Cybersecurity Saturday

The Wall Street Journal recently interviewed IBM’s CEO Arvind Krishna. The interview concludes as follows:

WSJ: What is the biggest challenge facing the CIO and enterprise technology going forward?

Mr. Krishna: Cybersecurity is the issue of the decade. I think that is the single biggest issue we all are going to face. You have to take an enterprise approach, layered defenses. You have got to encrypt your data. You have got to worry about access control. You have got to believe you will get broken into. You make sure that you can recover really quickly, especially when it comes to critical systems.

Well put

The Cybersecurity and Infrastucture Security Agency informs us

The Federal Bureau of Investigation (FBI) has released a Flash report detailing indicators of compromise (IOCs) associated with attacks involving BlackCat/ALPHV, a Ransomware-as-a-Service that has compromised at least 60 entities worldwide.

CISA encourages users and administrators to review the IOCs and technical details in FBI Flash CU-000167-MW and apply the recommended mitigations. 

Security Week and Bleeping Computer expand on this FBI alert for those interested.

CISA also added three known exploited vulnerabilities to its catalog.

In other vulnerability news, Cyberscoop tells us

More than 450 security researchers working through the Department of Homeland Security’s “Hack the DHS” bug bounty program identified more than 122 vulnerabilities, 27 of which were deemed critical, according to a DHS statement first obtained by CyberScoop.

The agency awarded $125,600 to participants in the program for finding and identifying the vulnerabilities, the agency said in the statement.
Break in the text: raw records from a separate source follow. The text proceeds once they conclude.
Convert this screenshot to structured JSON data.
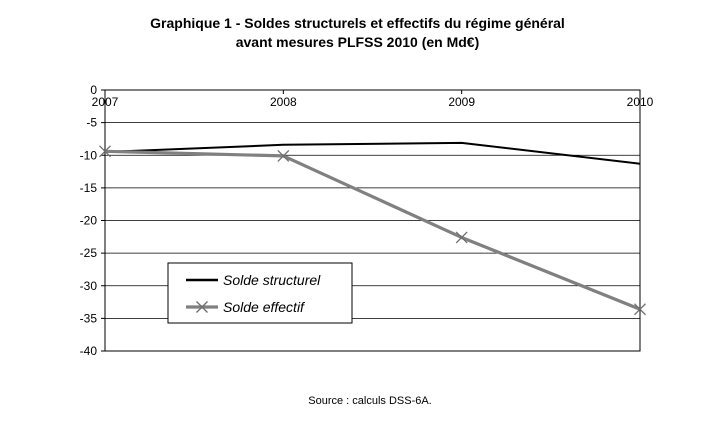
{
  "chart_data": {
    "type": "line",
    "title": "Graphique 1 - Soldes structurels et effectifs du régime général",
    "subtitle": "avant mesures PLFSS 2010 (en Md€)",
    "xlabel": "",
    "ylabel": "",
    "categories": [
      "2007",
      "2008",
      "2009",
      "2010"
    ],
    "ylim": [
      -40,
      0
    ],
    "yticks": [
      0,
      -5,
      -10,
      -15,
      -20,
      -25,
      -30,
      -35,
      -40
    ],
    "grid": true,
    "legend_position": "lower-left",
    "series": [
      {
        "name": "Solde structurel",
        "values": [
          -9.5,
          -8.4,
          -8.1,
          -11.3
        ],
        "color": "#000000",
        "marker": "none"
      },
      {
        "name": "Solde effectif",
        "values": [
          -9.4,
          -10.1,
          -22.6,
          -33.6
        ],
        "color": "#808080",
        "marker": "x"
      }
    ]
  },
  "source": "Source : calculs DSS-6A."
}
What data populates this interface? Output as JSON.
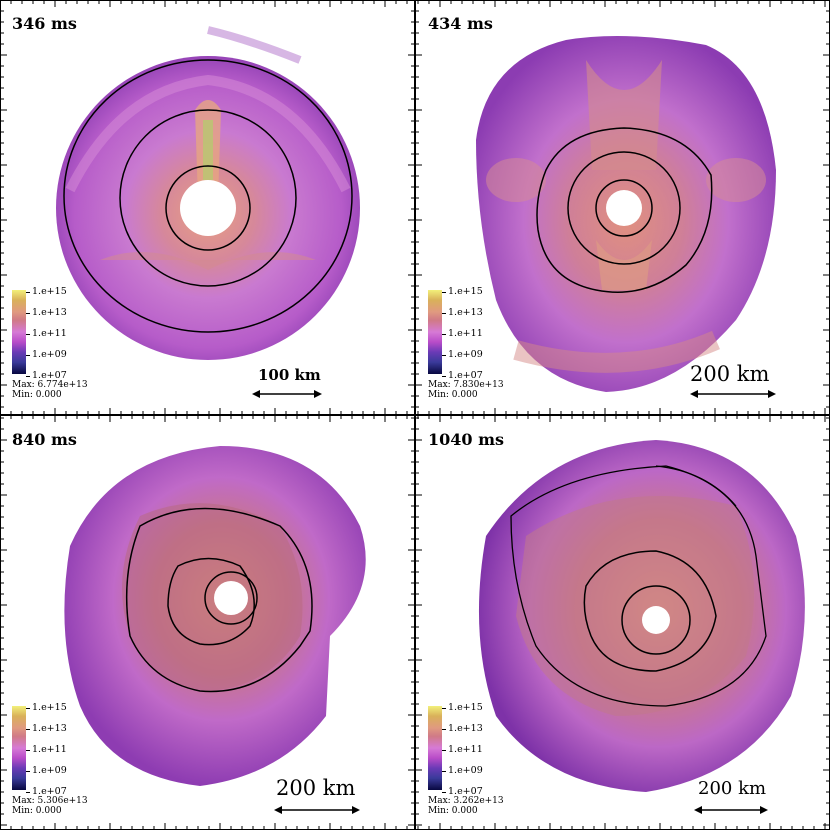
{
  "colorbar": {
    "ticks": [
      "1.e+15",
      "1.e+13",
      "1.e+11",
      "1.e+09",
      "1.e+07"
    ]
  },
  "panels": [
    {
      "time": "346 ms",
      "max": "Max: 6.774e+13",
      "min": "Min: 0.000",
      "scale": "100 km"
    },
    {
      "time": "434 ms",
      "max": "Max: 7.830e+13",
      "min": "Min: 0.000",
      "scale": "200 km"
    },
    {
      "time": "840 ms",
      "max": "Max: 5.306e+13",
      "min": "Min: 0.000",
      "scale": "200 km"
    },
    {
      "time": "1040 ms",
      "max": "Max: 3.262e+13",
      "min": "Min: 0.000",
      "scale": "200 km"
    }
  ]
}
The researchers, vetted by the agency before participating, were eligible to receive between $500 and $5,000 for verified vulnerabilities, depending on the severity. * * *

Friday’s results represent the first phase of the DHS bug bounty program. The second phase will consist of a live, in-person hacking event, while the third will identify lessons learned to inform future bug bounty programs.

Cybersecurity Dive reports

Amazon Web Services is scrambling to assist customers after security researchers at Palo Alto Networks found severe vulnerabilities in AWS hotpatches that were supposed to protect customers from the Log4Shell vulnerability. 
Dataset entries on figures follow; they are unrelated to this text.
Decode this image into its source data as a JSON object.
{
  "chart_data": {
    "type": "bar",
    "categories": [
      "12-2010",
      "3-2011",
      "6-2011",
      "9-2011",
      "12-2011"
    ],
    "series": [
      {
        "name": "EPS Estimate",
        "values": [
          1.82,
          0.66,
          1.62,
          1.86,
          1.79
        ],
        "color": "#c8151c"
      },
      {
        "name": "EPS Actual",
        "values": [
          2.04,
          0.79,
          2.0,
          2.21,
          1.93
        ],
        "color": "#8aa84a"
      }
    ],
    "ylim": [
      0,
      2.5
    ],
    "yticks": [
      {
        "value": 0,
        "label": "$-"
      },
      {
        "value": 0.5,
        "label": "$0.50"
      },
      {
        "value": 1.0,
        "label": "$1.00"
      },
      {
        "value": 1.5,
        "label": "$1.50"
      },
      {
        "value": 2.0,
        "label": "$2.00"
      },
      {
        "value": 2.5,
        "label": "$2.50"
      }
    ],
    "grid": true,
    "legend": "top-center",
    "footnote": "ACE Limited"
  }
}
AWS released a software tool in mid-December designed to patch vulnerabilities found in the Log4j library, however security researchers at Palo Alto’s Unit 42 discovered code vulnerabilities that could let attackers break out of a container environment and gain escalated privileges. 

After working with Palo Alto researchers for months, Amazon released a new hotpatch earlier this week, Unit 42 said in research released Tuesday. Unit 42 researcher Yuval Avrahami is urging organizations to review their container environments and upgrade to the fixed version. A large number of users may have downloaded the original hotpatches. 

The HHS Health Sector Cybersecurity Coordination Center (HC3) released a comprehensive PowerPoint presentation about insider threats in healthcare.

From the ransomware front HC3 issued an an alert on Hive ransomware.

Hive is an exceptionally aggressive, financially-motivated ransomware group known to maintain sophisticated capabilities who have historically targeted healthcare organizations frequently. HC3 recommends the Healthcare and Public Health (HPH) Sector be aware of their operations and apply appropriate cybersecurity principles and practices found in this document in defending their infrastructure and data against compromise.

Beckers Health IT Issues explains

Here a four things to know about the cyber group, according to the warning: 

1. The group uses many common ransomware tactics, including the exploit of remote desktop protocol or VPN, and phishing attacks, in addition to more aggressive methods like directly calling the victims to apply pressure and negotiate ransom payments.

2. Other tactics deployed by the group include searching the victim’s systems that are tied to backups and either terminating or disrupting those connections, deleting shadow copies, backup files and even system snapshots.

3, Hive also conducts double extortion and supports this with their data leaks site, while operating as a ransomware-as-a-service model.

In total, Hive has claimed attacks on approximately 355 companies within 100 days of operations.

HHS is urging healthcare organizations to increase its preventive security measures, such as two-factor authentication, strong passwords, sufficient backups of the most critical data and continuous monitoring.

Speaking of passwords, Cybersecurity Dive discusses the efforts of the FIDO Alliance to gain industry acceptance of using smartphones as the IT authentication standard while the tech industry presses for new methods.